Isaac Haynes rose from the Memphis slums to the top of the list in the black music world. In 1971, Hayes’ Shaft soundtrack, recorded at Stax Studios in Memphis, became a #1 album on both pop and R & B charts. Shaft stayed on the chart 60 weeks and became the first soul soundtrack to a motion picture that earned a Grammy, Oscar and Golden Globe.
Shaft is based on the black detective who fought, played and worked hard onscreen. This deluxe re-issue reminds of the cultural cornerstone this soul music soundtrack served as during this 70s time period for music in cinema. Later, the Shaft soundtrack influenced many hip hop musicians, but the soul music still resonates with audiences then and now.
By 71, Hayes was already a star with hits like Hot Buttered Soul, but Shaft propelled him into rare air.

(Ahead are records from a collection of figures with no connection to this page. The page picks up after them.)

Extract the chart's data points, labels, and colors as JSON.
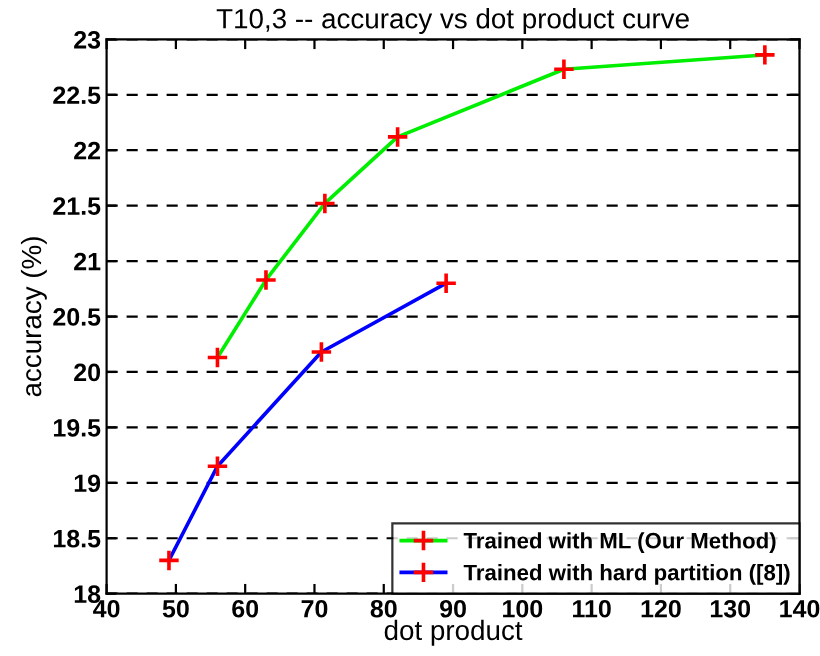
{
  "chart_data": {
    "type": "line",
    "title": "T10,3 -- accuracy vs dot product curve",
    "xlabel": "dot product",
    "ylabel": "accuracy (%)",
    "series": [
      {
        "name": "Trained with ML (Our Method)",
        "color": "#00ee00",
        "x": [
          56,
          63,
          71.5,
          82,
          106,
          135
        ],
        "values": [
          20.13,
          20.83,
          21.52,
          22.12,
          22.73,
          22.86
        ]
      },
      {
        "name": "Trained with hard partition ([8])",
        "color": "#0000ff",
        "x": [
          49,
          56,
          71,
          89
        ],
        "values": [
          18.3,
          19.15,
          20.18,
          20.8
        ]
      }
    ],
    "xlim": [
      40,
      140
    ],
    "xticks": [
      40,
      50,
      60,
      70,
      80,
      90,
      100,
      110,
      120,
      130,
      140
    ],
    "ylim": [
      18,
      23
    ],
    "yticks": [
      18,
      18.5,
      19,
      19.5,
      20,
      20.5,
      21,
      21.5,
      22,
      22.5,
      23
    ],
    "grid": "y",
    "legend": "bottom right",
    "marker": "cross",
    "line_style": "solid"
  }
}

Once most people get over the Blaxploitation genre surface reaction of the film, the music stands as undeniable soul, R & B and cosmic jazz. Of course, the title track gains the most recognition, but these other compositions represent the heart of Stax Records. “Ellie’s Love Theme” proves medicinal…like smooth Modern Jazz Quartet, whereas “Shaft’s Cab Ride” conjures the Stax horns’ R & B glory.
“Early Sunday Morning” feels just like it sounds. “Be Yourself” contains, a joyous, upbeat theme that blended well with images on the screen. The centerpiece song, “Soulsville”, sang by Hayes evoke hard luck, and harder reality down in the city. “No Name Bar” swings like a cross between Memphis and New Orleans bloodlines. The 19-minute “Do Your Thing” ranks as some of the most funk/R&B-rooted music you can find.
For most folks, these days, this Shaft soundtrack will sound better than ever. It certainly still stands up against time.